The projects threaten surrounding communities’ air quality, drinking water, would add hundreds of oil tanker truck trips per day on their local roads and state highways and would bring the additional risk of spills threatening water, wildlife, and public health.
But, right now you can have a voice in California’s effort to update and strengthen regulatory oversight of oil and gas production to protect our communities and environment.
The California Geologic Energy Management Division (CalGEM) will hold a public workshop on Wednesday, March 4 at 6 P.M. at the Santa Maria Veterans Memorial Community Center, 313 W. Tunnel St., and they want to hear from you!(CalGEM was formerly known as the Division of Oil, Gas, and Geothermal Resources (DOGGR).
We will have a rally at 5 P.M. outside at the same location, then go inside to make comments.
CalGEM is working under a newly strengthened mission to prioritize public health, safety, and the environment in its oversight of oil and gas operations throughout the State. Consistent with this new mission, CalGEM is hosting a series of public workshops seeking input to inform the following rulemaking process and ultimately establish a transparent set of rules to protect residents and communities living near oil and gas operations.
SBCAN urges you to voice your concerns at this workshop to urge CalGEM to put strong protections in place to protect these vulnerable communities from toxic air, dirty water, and hazards from spills. In addition to Garey and Sisquoc, which are adjacent to the Cat Canyon oil fields, the entire Santa Maria Valley Groundwater Basin is at risk.
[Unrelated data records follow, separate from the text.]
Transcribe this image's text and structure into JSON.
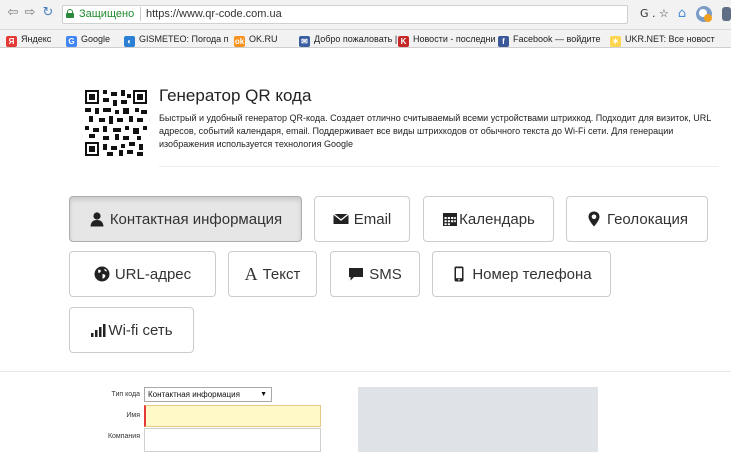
{
  "browser": {
    "secure_label": "Защищено",
    "url": "https://www.qr-code.com.ua",
    "ext_text": "G . ☆"
  },
  "bookmarks": [
    {
      "label": "Яндекс",
      "color": "#e53935",
      "glyph": "Я"
    },
    {
      "label": "Google",
      "color": "#4285f4",
      "glyph": "G"
    },
    {
      "label": "GISMETEO: Погода п",
      "color": "#2b7fd4",
      "glyph": "◐"
    },
    {
      "label": "OK.RU",
      "color": "#f7931e",
      "glyph": "ok"
    },
    {
      "label": "Добро пожаловать |",
      "color": "#3b5fa3",
      "glyph": "✉"
    },
    {
      "label": "Новости - последни",
      "color": "#c62828",
      "glyph": "K"
    },
    {
      "label": "Facebook — войдите",
      "color": "#3b5998",
      "glyph": "f"
    },
    {
      "label": "UKR.NET: Все новост",
      "color": "#ffd54f",
      "glyph": "✶"
    }
  ],
  "header": {
    "title": "Генератор QR кода",
    "description": "Быстрый и удобный генератор QR-кода. Создает отлично считываемый всеми устройствами штрихкод. Подходит для визиток, URL адресов, событий календаря, email. Поддерживает все виды штрихкодов от обычного текста до Wi-Fi сети. Для генерации изображения используется технология Google"
  },
  "type_buttons": [
    {
      "label": "Контактная информация",
      "icon": "user-icon",
      "active": true
    },
    {
      "label": "Email",
      "icon": "envelope-icon"
    },
    {
      "label": "Календарь",
      "icon": "calendar-icon"
    },
    {
      "label": "Геолокация",
      "icon": "map-marker-icon"
    },
    {
      "label": "URL-адрес",
      "icon": "globe-icon"
    },
    {
      "label": "Текст",
      "icon": "font-icon",
      "icon_text": "A"
    },
    {
      "label": "SMS",
      "icon": "comment-icon"
    },
    {
      "label": "Номер телефона",
      "icon": "phone-icon"
    },
    {
      "label": "Wi-fi сеть",
      "icon": "signal-icon"
    }
  ],
  "form": {
    "type_label": "Тип кода",
    "type_value": "Контактная информация",
    "name_label": "Имя",
    "company_label": "Компания"
  },
  "colors": {
    "accent_secure": "#1f8a2e",
    "active_button_bg": "#e6e6e6",
    "focused_input_bg": "#fff9c7"
  }
}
More than 200,000 people rely on this basin for clean drinking water and 50,000 acres of prime farmland also rely on it.
The thousands of active and abandoned oil wells that penetrate this groundwater basin already pose a huge risk and in some cases have already fouled the water. Adding hundreds more wells using the risky high-pressure cyclic steaming method of extraction presents unacceptable new risks.
Here are ideas suggested by 350 Santa Barbara for comments at this meeting, which is focused on improving health and safety of oil production:
- Buffers of 2,500 feet between oil and gas operations and the places where people live, work, and learn. The health hazards are proven.
- No drilling through drinking water aquifers. We have an obligation to protect peoples' drinking water sources.
- No drilling in high fire hazard zones. Wildfire risk in CA is increasingly costly, deadly and hazardous to health and safety due to climate change .
- No new cyclic steaming. This type of drilling poses higher risks to health and safety, and greater greenhouse gas emissions.
- No drilling that adds tanker truck traffic, as this is the least safe way to transport oil. Unacceptable risks to other drivers and area residents.
- Should be much greater incentives against idle wells and prompt plugging of non-active wells. Permits should expire if not used, and bond requirements should be much higher given the bankruptcies of limited-liability oil companies that leave dangerous, toxic messes behind.
- There should be monitoring and correction of methane emissions.
- Health impacts of climate change should also be taken into account when deciding whether to permit new oil wells that contribute to the problem.
- Opportunity to plan a just transition to clean and renewable fuels including protection of jobs.
Join us for a rally at 5 P.M. in front of the Veterans Memorial Center, 313 W. Tunnel St., Santa Maria. Stay to make comments at 6 P.M.